OK. Let’s try again:

$ ./pygmentize -O full -f html -o /tmp/example.html tests/examplefiles/filemaker_calculation.fmfn
$ open /tmp/example.html

Great! Looking good.

For the last step, I run make test to make sure the tokenized text matches the input text. This can fail if regular expressions aren’t correctly tokenizing every character. Missed whitespace is one of the most common sources of errors.

$ make test
nose is required to run the Pygments test suite
make: *** [test] Error 1

Alrighty then. Nose is a unit test package I haven’t installed yet. Simple enough.

$ sudo pip install nose
Downloading/unpacking nose
[…]

Let’s try make test again:

$ make test
Pygments 2.1a0 test suite running (Python 2.7.6)...
.........[…]

This takes a long time and appears to stall partway through, but it eventually completes in 116 seconds, skipping 8 tests, no failures.

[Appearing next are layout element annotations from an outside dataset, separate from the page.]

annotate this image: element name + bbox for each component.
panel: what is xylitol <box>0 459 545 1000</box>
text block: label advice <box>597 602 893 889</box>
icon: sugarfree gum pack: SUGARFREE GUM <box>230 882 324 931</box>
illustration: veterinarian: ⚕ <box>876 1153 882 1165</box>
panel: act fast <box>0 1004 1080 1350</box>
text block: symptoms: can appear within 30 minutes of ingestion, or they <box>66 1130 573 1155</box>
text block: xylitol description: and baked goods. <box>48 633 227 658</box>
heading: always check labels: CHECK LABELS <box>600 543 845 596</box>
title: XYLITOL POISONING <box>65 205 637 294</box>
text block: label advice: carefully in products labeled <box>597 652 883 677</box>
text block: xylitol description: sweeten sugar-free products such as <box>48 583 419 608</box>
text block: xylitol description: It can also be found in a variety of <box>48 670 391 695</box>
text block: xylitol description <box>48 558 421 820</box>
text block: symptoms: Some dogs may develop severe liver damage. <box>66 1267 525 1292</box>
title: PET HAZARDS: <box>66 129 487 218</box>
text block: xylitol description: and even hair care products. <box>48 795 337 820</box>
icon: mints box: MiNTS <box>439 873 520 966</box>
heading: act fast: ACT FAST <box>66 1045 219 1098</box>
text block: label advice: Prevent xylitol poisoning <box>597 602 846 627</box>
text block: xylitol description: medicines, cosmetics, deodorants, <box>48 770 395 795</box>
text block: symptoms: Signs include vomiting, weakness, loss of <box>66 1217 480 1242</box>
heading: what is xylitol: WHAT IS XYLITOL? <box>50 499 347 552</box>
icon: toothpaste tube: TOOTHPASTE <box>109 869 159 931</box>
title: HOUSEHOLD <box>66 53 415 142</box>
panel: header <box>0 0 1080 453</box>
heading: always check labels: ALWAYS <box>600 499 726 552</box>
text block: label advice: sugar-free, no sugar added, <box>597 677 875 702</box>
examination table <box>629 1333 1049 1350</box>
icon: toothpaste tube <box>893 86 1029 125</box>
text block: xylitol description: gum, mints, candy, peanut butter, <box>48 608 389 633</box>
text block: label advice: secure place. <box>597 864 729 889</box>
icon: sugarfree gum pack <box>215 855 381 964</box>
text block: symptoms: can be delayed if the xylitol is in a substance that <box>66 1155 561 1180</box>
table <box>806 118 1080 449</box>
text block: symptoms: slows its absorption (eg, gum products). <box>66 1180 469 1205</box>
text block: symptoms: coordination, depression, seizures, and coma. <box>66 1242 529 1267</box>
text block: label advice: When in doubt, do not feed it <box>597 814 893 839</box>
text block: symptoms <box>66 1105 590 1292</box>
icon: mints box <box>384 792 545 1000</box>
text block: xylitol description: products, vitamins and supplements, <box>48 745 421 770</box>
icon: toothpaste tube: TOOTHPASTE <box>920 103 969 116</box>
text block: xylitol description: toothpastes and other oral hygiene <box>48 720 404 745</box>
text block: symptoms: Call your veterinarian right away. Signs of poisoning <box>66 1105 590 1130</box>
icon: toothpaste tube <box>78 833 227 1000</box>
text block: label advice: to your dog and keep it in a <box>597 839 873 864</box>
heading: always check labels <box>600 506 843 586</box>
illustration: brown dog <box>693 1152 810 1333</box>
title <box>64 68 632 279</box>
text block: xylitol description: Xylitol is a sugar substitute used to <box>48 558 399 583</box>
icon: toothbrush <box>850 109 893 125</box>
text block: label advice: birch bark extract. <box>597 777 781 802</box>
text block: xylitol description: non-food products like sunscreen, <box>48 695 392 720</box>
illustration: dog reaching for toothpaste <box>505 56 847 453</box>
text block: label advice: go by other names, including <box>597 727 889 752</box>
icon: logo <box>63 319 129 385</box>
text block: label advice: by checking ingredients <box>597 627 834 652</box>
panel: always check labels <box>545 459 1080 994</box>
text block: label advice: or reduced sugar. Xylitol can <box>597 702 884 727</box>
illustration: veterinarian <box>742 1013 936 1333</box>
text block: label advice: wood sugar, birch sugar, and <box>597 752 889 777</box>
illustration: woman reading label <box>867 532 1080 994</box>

Okay. Let’s try a little FileMaker syntax highlighting. Close all Evernote tabs in Sublime and restart Sublime Text.

/* An expression I like to use to capture and clear error state in scripts */
Let ( [ $error = ErrorFmpGetLast ( "" ) ] ; "" )

SUCCESS! I AM THE BEST! EVER! AT THIS! EVENTUALLY!

Unfortunately my lexer is a little slow, which slows down saving notes to Evernote, but I can improve that later.